Highlights from the interview:
- Mault always knew he wanted to be a heart surgeon from a young age but he’s always been a gadget geek and very tech obsessed, so he ended up a parallel business career with his medical career, and started to build medical devices and file patents and then build companies. Living in both worlds is a nice advantage because it allows him to see things from the bedside clinical perspective and understand the physiology and then, on the other side, be able to have an appreciation for the technology and the business model and building an enterprise.
- The company's current thesis started 25 years ago when Mault was doing heart and lung transplants and routine major cardiac surgery: he would send patients home from the hospital to place as far as North Dakota and South Dakota and Wyoming where it's hard to expect the family to keep an eye on them and know what to watch for. So, the notion of remote patient monitoring really became a central concern and then a business thesis.
- Clinicians and doctors tend to have a lot of great ideas, but they often don't understand there needs to be a business in order for that idea to have a real future. They don't appreciate the fact that somebody has to pay for this and a lot of the things that go into making something a commercial success are rarely understood and appreciated by pure clinicians. Conversely, many in the medical industry have no understanding of the clinical environment. The only formula for success is deep collaboration. If you're on the clinical side with a great idea, you need to find a business partner, and vice versa. Businesses have definitely learned over the years to start from the beginning, with the clinical domain expertise guiding the product development.
- The starting point for BioIntelliSense is evolving from a consumer wearable to creating a medical grade wearable. Consumer wearables are wonderful for sports and fitness and wellness but when it comes to sick people, you have a much different burden of responsibility: this device could be used for making life and death decisions. Medical grade means extremely high reliability because clinicians are going to count on that information to hopefully take better care of you, so it better be really, really accurate, on par with the data that they’re already depending on in the hospital, because now the data is going to be coming from someplace where they can't actually see the patient and put my hands on them to verify that the data is accurate.
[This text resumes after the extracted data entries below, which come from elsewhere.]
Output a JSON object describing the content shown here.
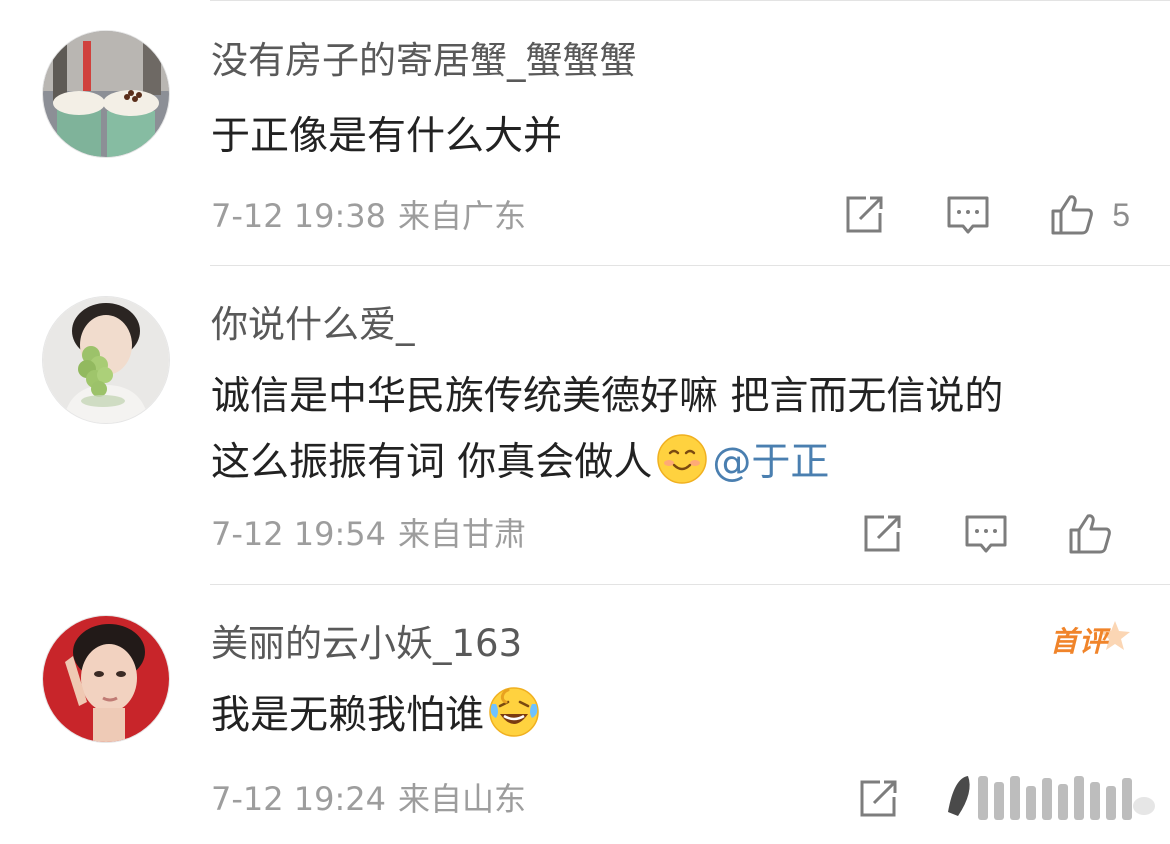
{
  "comments": [
    {
      "username": "没有房子的寄居蟹_蟹蟹蟹",
      "text": "于正像是有什么大并",
      "time": "7-12 19:38",
      "location": "来自广东",
      "likes": "5"
    },
    {
      "username": "你说什么爱_",
      "text_line1": "诚信是中华民族传统美德好嘛 把言而无信说的",
      "text_line2": "这么振振有词 你真会做人",
      "mention": "@于正",
      "time": "7-12 19:54",
      "location": "来自甘肃",
      "likes": ""
    },
    {
      "username": "美丽的云小妖_163",
      "text": "我是无赖我怕谁",
      "badge": "首评",
      "time": "7-12 19:24",
      "location": "来自山东",
      "likes": ""
    }
  ],
  "icons": {
    "share": "share-icon",
    "reply": "comment-icon",
    "like": "thumbs-up-icon",
    "emoji_smile": "smile-emoji",
    "emoji_laugh": "laugh-cry-emoji"
  },
  "colors": {
    "mention": "#4a7fb0",
    "badge": "#f0842a",
    "text": "#222222",
    "meta": "#9d9d9d"
  }
}
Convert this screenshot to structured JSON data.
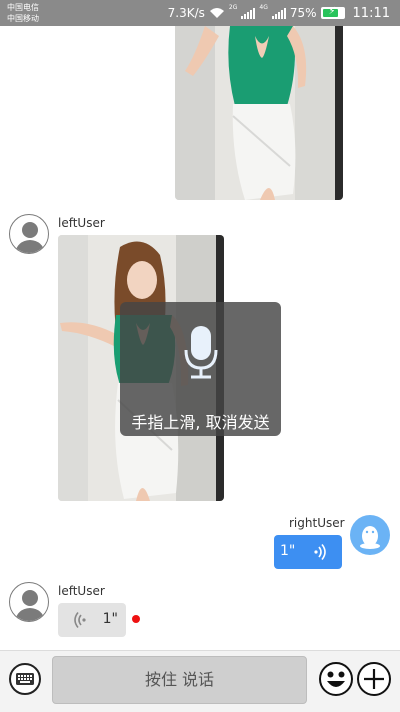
{
  "status_bar": {
    "carrier_1": "中国电信",
    "carrier_2": "中国移动",
    "net_speed": "7.3K/s",
    "signal_1_type": "2G",
    "signal_2_type": "4G",
    "battery": "75%",
    "time": "11:11"
  },
  "messages": [
    {
      "side": "left",
      "type": "image"
    },
    {
      "side": "left",
      "type": "image",
      "username": "leftUser"
    },
    {
      "side": "right",
      "type": "voice",
      "username": "rightUser",
      "duration": "1\""
    },
    {
      "side": "left",
      "type": "voice",
      "username": "leftUser",
      "duration": "1\"",
      "unread": true
    }
  ],
  "recording_overlay": {
    "icon": "microphone-icon",
    "text": "手指上滑, 取消发送"
  },
  "input_bar": {
    "keyboard_icon": "keyboard-icon",
    "hold_to_talk_label": "按住 说话",
    "emoji_icon": "smiley-icon",
    "plus_icon": "plus-icon"
  },
  "colors": {
    "status_bar": "#8a8a8a",
    "voice_bubble_right": "#3d8ff2",
    "voice_bubble_left": "#e3e3e3",
    "unread_dot": "#ee1111",
    "qq_avatar": "#6bb3f5",
    "battery_fill": "#29c35b"
  }
}
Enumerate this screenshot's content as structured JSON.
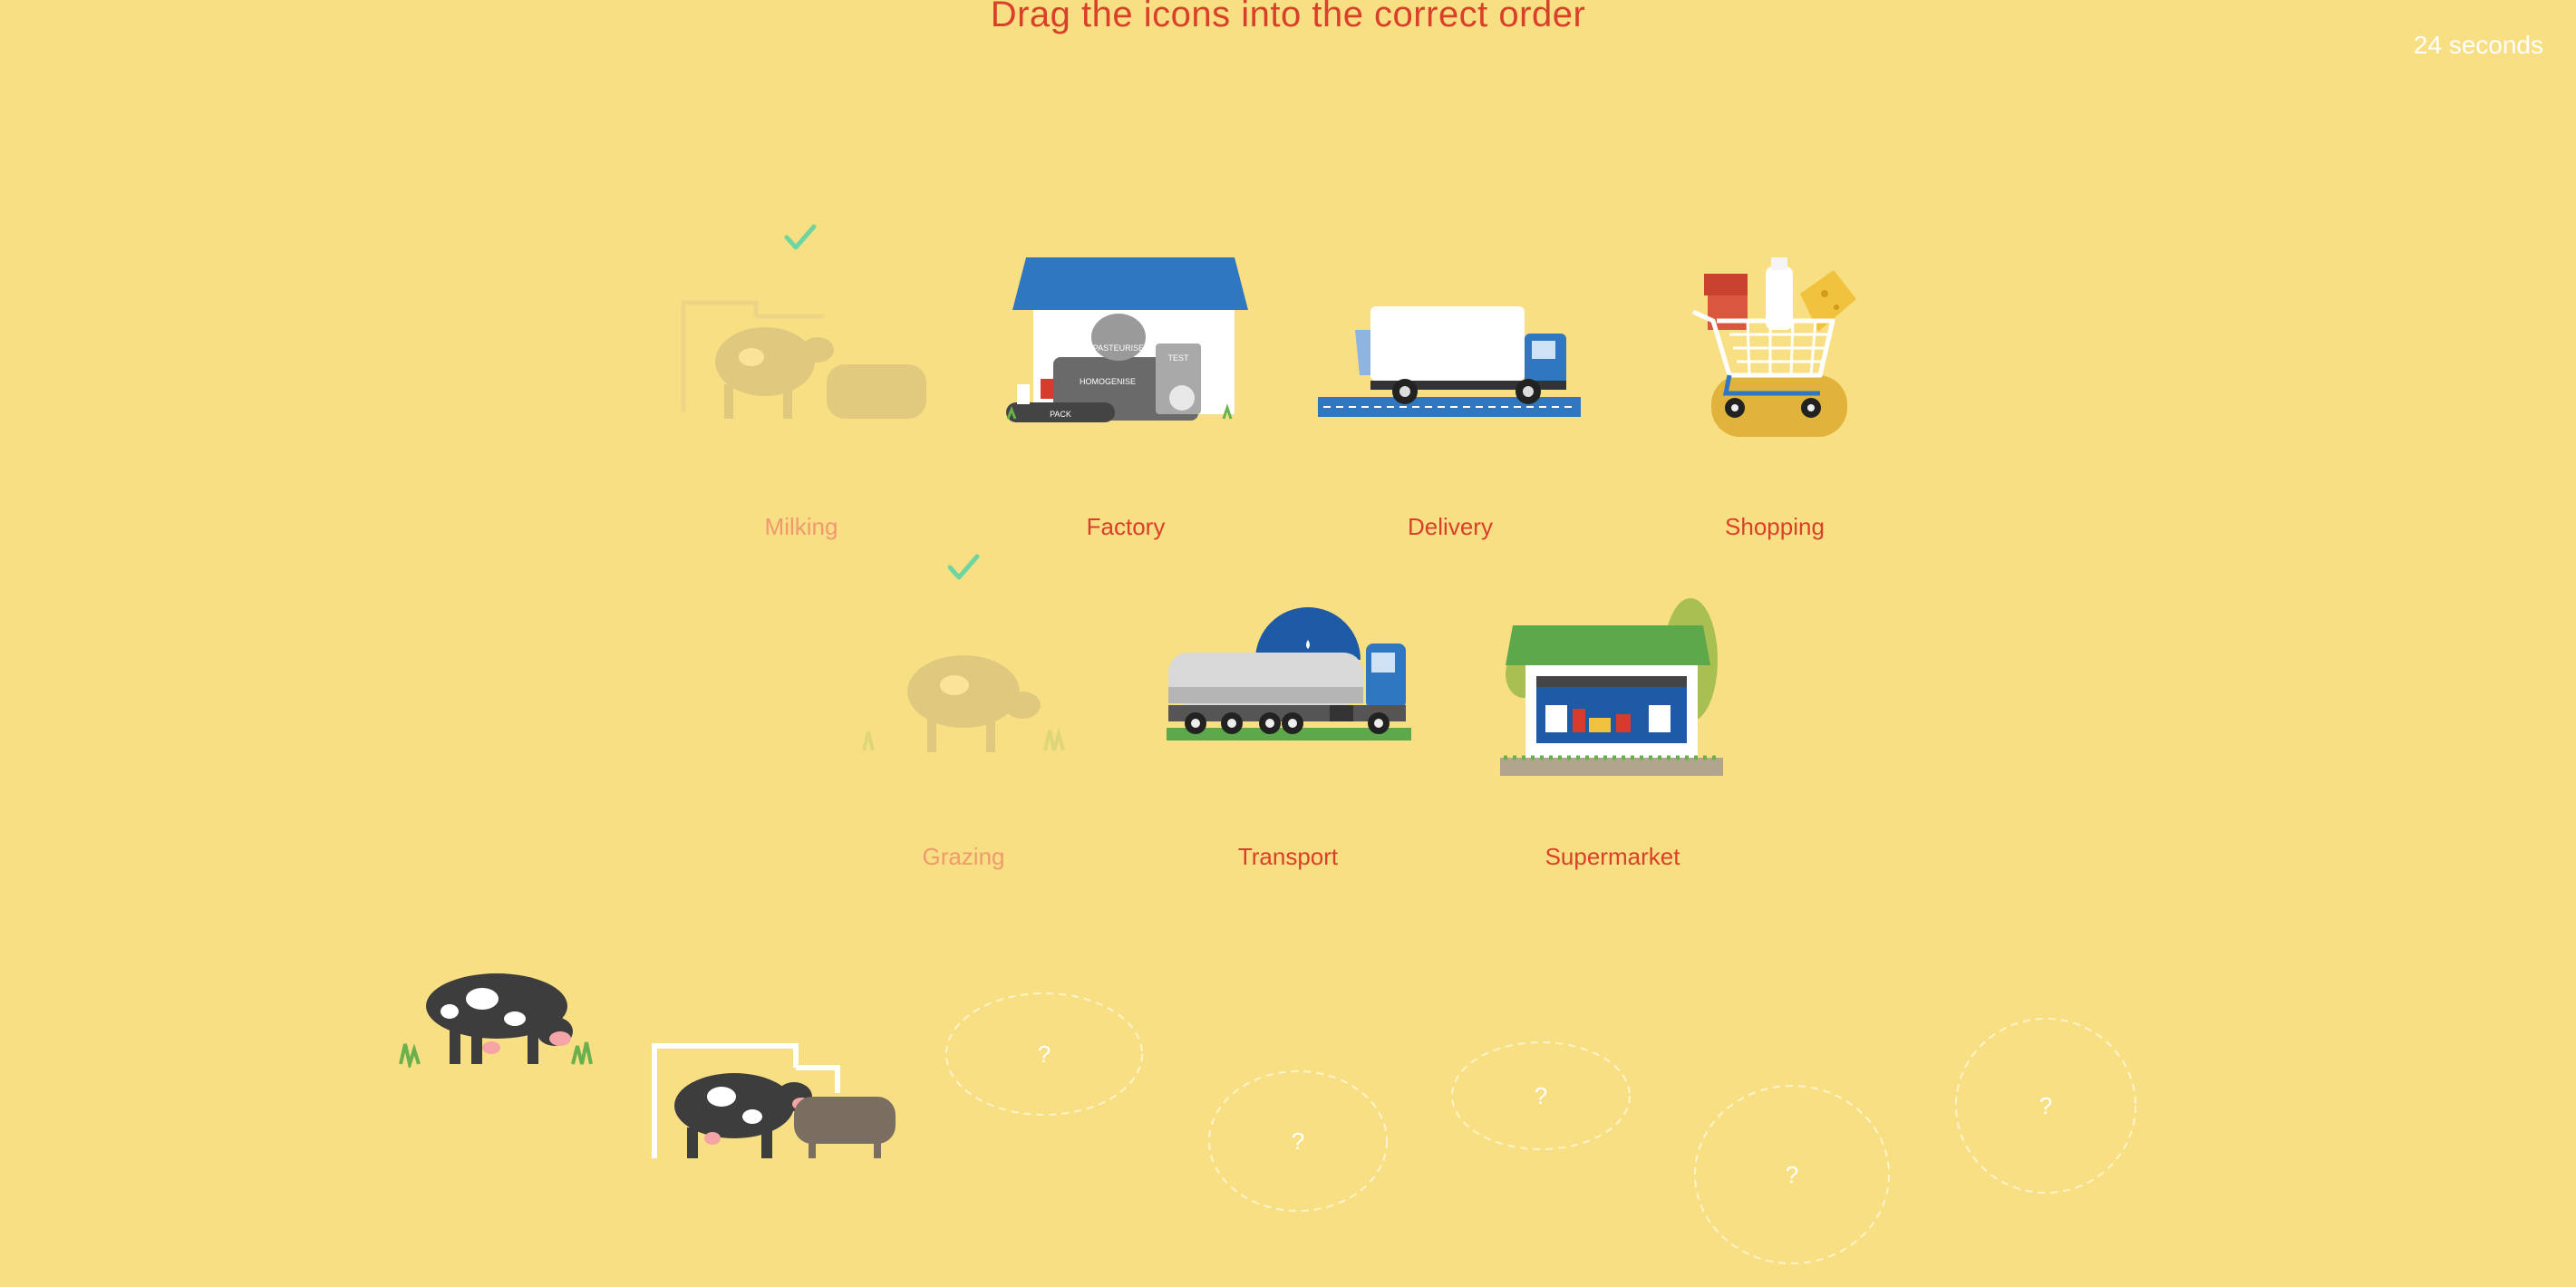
{
  "header": {
    "title": "Drag the icons into the correct order"
  },
  "timer": {
    "text": "24 seconds"
  },
  "cards": [
    {
      "label": "Milking",
      "icon": "milking-cow-icon",
      "status": "placed"
    },
    {
      "label": "Factory",
      "icon": "factory-icon",
      "status": "pending",
      "signs": {
        "pasteurise": "PASTEURISE",
        "homogenise": "HOMOGENISE",
        "test": "TEST",
        "pack": "PACK"
      }
    },
    {
      "label": "Delivery",
      "icon": "delivery-truck-icon",
      "status": "pending"
    },
    {
      "label": "Shopping",
      "icon": "shopping-cart-icon",
      "status": "pending"
    },
    {
      "label": "Grazing",
      "icon": "grazing-cow-icon",
      "status": "placed"
    },
    {
      "label": "Transport",
      "icon": "tanker-truck-icon",
      "status": "pending"
    },
    {
      "label": "Supermarket",
      "icon": "supermarket-icon",
      "status": "pending"
    }
  ],
  "slots": [
    "?",
    "?",
    "?",
    "?",
    "?"
  ],
  "colors": {
    "background": "#f9df84",
    "accent": "#d9402a",
    "check": "#6ed4a0"
  }
}
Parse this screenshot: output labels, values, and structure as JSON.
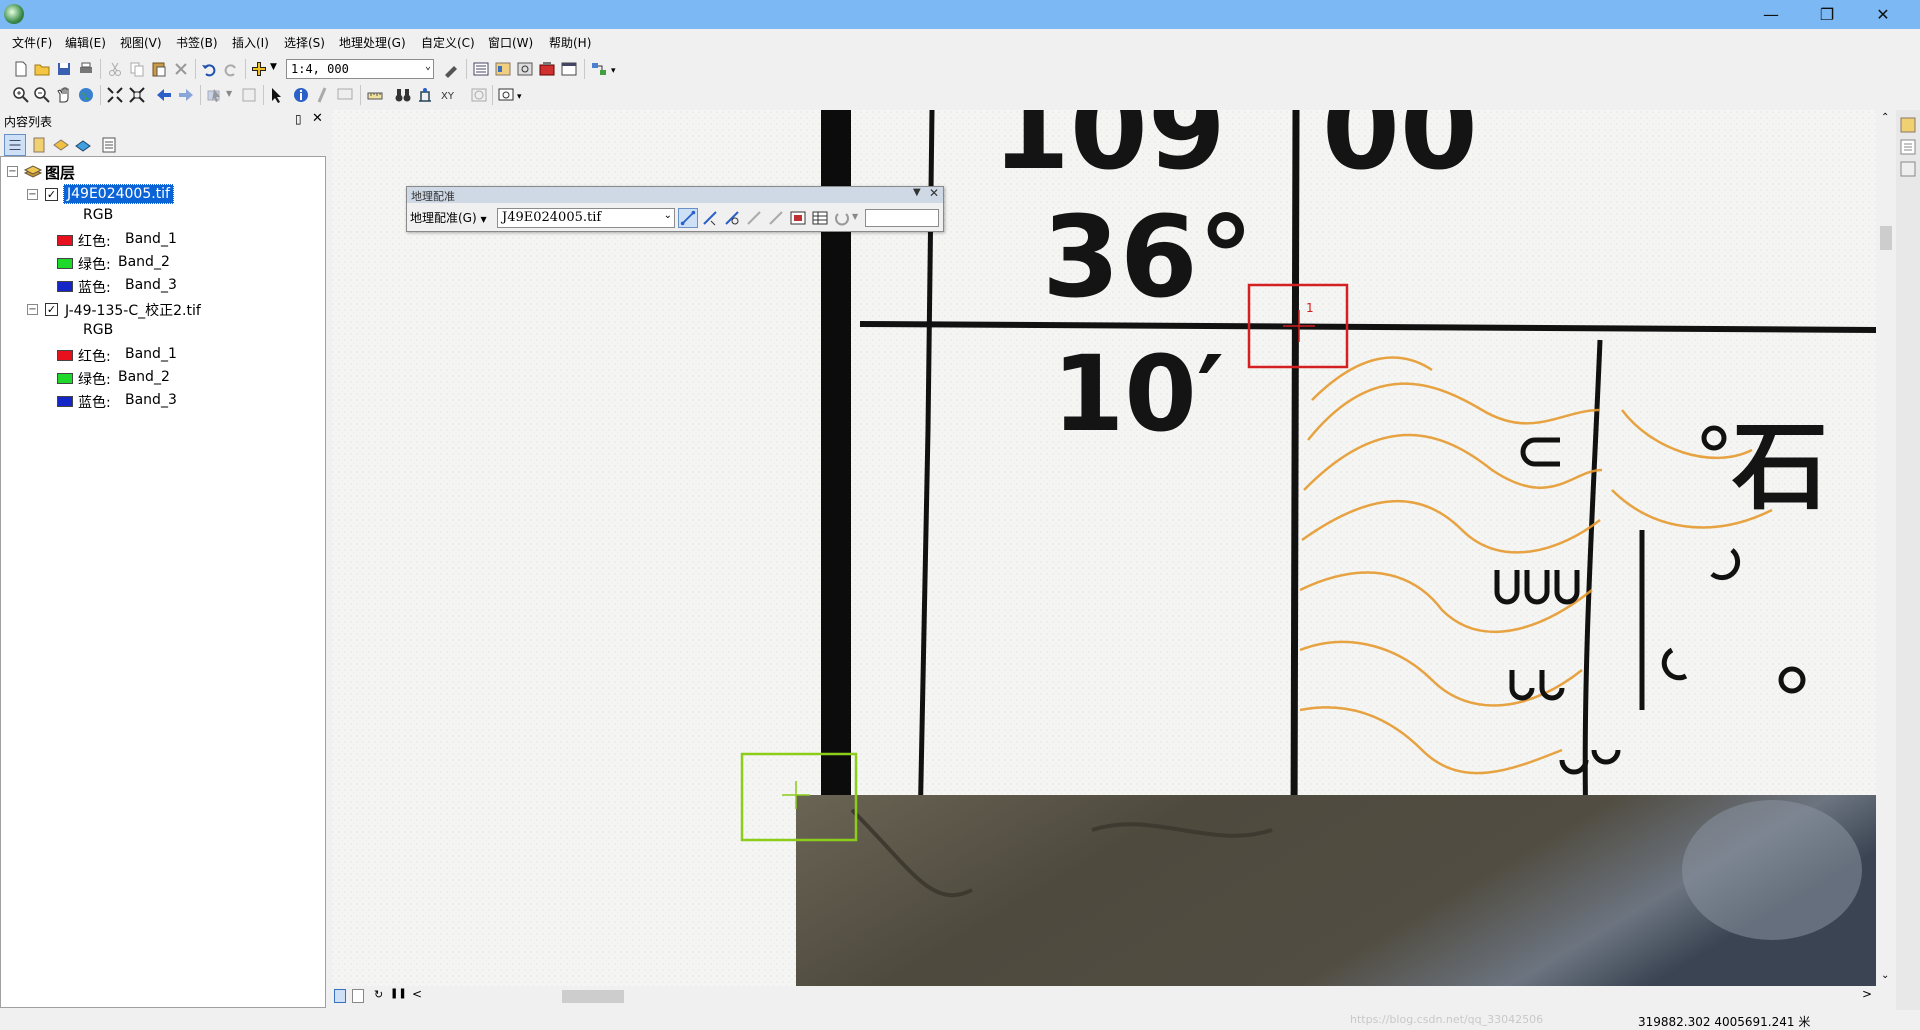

- We're facing an unprecedented shortage of healthcare workers, so there's not enough nurses to be able to even monitor patients properly in the first place and, even if you could find a nurse, the cost of labor is skyrocketing. There's no end in sight for this crisis, we've got an aging population from the baby boomers that need more and more care and we now have a workforce that's, frankly, burned out from COVID. Bedside care is a very stressful environment, in many ways, because we're not able to have enough data on these patients; once somebody's out of the intensive care unit, you're paying nurses to walk around once every six hours to collect a smattering of information. And so, patients start developing problems, without anyone realizing it until it becomes a bad situation. BioIntelliSense devices are actually being applied now at the time of hospital admission to actually automate those vital sign measurements and actually generate all of this continuous data. There's a big difference between a snapshot once every six hours, versus this continuous stream of data which now goes into an analytics engine, and then watches the data on behalf of the nurses and doctors.
- Artificial intelligence is a word that everybody throws around quite liberally but Mault thinks it's doing a disservice, especially in healthcare, because there's nothing artificial about what the company is doing. AI has been flying most of our planes for almost three decades right now when they turn on the autopilot system, but we just call it the autopilot system, we don't say “AI.” So in healthcare, we should talk a little less and use that vernacular a little bit less because it scares patients who don't want a robot taking care of them, they don't want something artificial, they want their doctor and nurse taking care of them. These are just tools that help doctors and nurses take better care of their patients but let's talk about clinical intelligence and not artificial intelligence.